Latest developments, however, cast significant doubt on that clean bill of blamelessness.
* MnDOT hired seven new metro bridge inspectors in April, increasing the number of inspection crews from six to seven. Statewide, that makes 84 inspectors responsible for keeping an eye on 14,000 state, county and city bridges. "They have increased their efforts, but it took them nearly two years to do it," said Jennifer Munt, spokeswoman for AFSCME Council 5, the labor union that represents many MnDOT workers. "MnDOT still lacks the staff and the funds it needs to keep motorists safe."
* MnDOT's maintenance staff has grown by 281 AFSCME workers since the beginning of 2008, Munt said. This could begin to correct a chronic problem of bridge inspection findings being ignored because "MnDOT was broke," she added. But there's a catch. The Legislature this year transferred $35 million from MnDOT operations to reserves that could cover new construction cost overruns. "They've repeated the administration's mistakes," Munt said. "We're revisiting the problems of the past."
* MnDOT has new guidelines limiting the weight of thicker pavement and construction materials that can be placed on bridges. Such additions put hundreds of tons of new stress on the old 35W bridge over the years. And MnDOT engineers say they are paying more attention to bridge structural deficiencies noted by inspectors.

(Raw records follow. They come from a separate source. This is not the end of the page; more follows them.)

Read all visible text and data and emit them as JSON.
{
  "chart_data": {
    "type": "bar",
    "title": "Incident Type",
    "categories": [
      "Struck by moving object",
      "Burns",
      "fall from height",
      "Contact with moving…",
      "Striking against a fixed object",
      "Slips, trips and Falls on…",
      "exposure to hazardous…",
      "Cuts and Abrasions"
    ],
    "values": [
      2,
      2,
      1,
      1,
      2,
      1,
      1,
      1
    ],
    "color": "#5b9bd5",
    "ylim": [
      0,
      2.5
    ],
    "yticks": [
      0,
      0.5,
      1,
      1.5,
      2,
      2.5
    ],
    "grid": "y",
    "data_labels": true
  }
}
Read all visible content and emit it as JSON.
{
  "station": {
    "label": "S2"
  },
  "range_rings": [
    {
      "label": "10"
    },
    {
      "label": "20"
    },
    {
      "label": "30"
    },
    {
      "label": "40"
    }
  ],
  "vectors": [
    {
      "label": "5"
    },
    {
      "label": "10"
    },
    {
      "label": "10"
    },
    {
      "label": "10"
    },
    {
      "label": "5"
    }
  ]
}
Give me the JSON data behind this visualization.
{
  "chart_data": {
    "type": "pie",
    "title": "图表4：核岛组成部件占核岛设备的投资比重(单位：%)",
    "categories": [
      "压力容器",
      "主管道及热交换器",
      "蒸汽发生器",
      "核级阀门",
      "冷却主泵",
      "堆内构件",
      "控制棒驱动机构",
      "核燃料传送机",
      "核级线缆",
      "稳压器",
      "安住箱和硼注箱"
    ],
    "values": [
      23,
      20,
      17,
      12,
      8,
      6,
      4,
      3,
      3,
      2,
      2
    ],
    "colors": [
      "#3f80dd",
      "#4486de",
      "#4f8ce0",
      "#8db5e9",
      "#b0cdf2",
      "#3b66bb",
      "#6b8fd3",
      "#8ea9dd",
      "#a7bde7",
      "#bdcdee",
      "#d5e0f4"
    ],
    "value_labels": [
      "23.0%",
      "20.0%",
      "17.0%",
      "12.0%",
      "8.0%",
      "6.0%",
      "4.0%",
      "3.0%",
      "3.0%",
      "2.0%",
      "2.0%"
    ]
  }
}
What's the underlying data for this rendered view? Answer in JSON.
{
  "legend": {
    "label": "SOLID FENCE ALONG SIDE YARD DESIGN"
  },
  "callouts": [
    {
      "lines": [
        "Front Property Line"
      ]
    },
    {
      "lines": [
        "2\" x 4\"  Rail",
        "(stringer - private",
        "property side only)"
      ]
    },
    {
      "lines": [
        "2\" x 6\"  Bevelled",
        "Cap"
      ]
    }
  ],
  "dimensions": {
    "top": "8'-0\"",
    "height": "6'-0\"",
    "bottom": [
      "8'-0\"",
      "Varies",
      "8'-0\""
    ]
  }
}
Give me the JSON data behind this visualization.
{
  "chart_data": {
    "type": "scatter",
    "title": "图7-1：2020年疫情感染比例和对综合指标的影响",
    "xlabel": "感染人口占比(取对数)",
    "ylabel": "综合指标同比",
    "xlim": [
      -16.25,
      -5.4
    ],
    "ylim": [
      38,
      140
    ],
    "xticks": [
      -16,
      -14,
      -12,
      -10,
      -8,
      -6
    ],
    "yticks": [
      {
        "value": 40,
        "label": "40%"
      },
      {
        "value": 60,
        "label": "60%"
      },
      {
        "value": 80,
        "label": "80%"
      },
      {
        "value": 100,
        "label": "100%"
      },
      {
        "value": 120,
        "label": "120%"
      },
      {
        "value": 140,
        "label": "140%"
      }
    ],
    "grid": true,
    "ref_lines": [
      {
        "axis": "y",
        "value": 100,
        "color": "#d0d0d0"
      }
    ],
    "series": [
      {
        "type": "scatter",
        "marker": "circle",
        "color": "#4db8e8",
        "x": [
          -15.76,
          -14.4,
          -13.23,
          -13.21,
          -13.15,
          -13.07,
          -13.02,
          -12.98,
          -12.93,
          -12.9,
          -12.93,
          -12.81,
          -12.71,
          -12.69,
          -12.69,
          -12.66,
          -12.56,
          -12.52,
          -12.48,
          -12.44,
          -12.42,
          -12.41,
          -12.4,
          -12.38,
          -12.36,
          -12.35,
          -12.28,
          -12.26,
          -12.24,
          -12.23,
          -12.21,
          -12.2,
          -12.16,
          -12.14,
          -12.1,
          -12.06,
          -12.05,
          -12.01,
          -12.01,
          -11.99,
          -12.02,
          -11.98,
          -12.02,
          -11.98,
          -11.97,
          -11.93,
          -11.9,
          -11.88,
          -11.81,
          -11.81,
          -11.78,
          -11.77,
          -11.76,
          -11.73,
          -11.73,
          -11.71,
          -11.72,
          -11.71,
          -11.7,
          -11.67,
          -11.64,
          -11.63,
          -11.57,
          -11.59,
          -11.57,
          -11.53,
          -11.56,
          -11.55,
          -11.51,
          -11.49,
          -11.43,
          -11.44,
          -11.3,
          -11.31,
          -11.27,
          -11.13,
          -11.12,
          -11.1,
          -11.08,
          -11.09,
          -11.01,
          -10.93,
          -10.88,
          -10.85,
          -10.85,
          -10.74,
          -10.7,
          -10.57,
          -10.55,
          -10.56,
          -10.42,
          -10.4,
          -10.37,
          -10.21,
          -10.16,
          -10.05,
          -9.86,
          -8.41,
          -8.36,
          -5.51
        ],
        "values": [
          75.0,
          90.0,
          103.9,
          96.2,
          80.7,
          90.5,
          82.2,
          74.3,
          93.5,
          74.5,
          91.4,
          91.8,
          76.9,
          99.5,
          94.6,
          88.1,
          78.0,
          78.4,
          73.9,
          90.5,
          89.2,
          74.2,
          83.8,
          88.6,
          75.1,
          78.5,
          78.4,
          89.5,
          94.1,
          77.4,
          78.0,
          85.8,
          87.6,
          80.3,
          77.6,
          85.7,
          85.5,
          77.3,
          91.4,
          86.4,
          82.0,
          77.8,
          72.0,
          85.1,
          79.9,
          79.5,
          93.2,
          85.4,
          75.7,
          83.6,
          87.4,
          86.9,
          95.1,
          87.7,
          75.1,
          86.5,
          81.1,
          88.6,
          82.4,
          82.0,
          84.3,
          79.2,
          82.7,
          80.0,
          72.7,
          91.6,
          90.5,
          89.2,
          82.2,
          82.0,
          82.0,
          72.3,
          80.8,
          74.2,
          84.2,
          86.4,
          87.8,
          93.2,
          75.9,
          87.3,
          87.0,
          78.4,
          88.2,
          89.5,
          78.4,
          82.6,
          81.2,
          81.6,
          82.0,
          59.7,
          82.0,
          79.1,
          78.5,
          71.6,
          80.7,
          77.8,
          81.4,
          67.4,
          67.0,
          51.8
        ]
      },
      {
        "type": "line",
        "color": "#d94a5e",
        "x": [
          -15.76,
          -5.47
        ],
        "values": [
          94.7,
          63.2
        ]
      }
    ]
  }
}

* URS Corp., the engineering consultants being sued by the state, urged a $2 million project in 2006 to reinforce gusset plates on the 35W span - steel girder connectors whose failure is the official chief cause of the collapse. Less than a year before the disaster, MnDOT rejected the recommendation. "That happens many times," Molnau told the Start Tribune in November 2007.
* Finally, in the most aggressive response by any state in the wake of the 35W collapse, MnDOT quickly closed several other major bridges suspected of similar structural failings. Some have reopened and are scheduled for accelerated replacement - thanks to the Legislature's override in February 2008 of Pawlenty's veto of much-needed transportation funding.
As the Mankato Free Press editorialized about the 35W tragedy last year, "MnDOT officials, because of budget concerns, did not properly fix what was clearly a bridge that needed major repairs [and] had been rated severely deficient for 17 years ... It should give public officials pause the next time they think about keeping investments low to achieve a tax ranking. Our zeal to improve our tax ranking apparently trumped our zeal to keep the public safe."
Whoever or whatever was really to blame for the 35W disaster, Minnesota should never again shortchange its best efforts to make sure our bridges are safe to cross.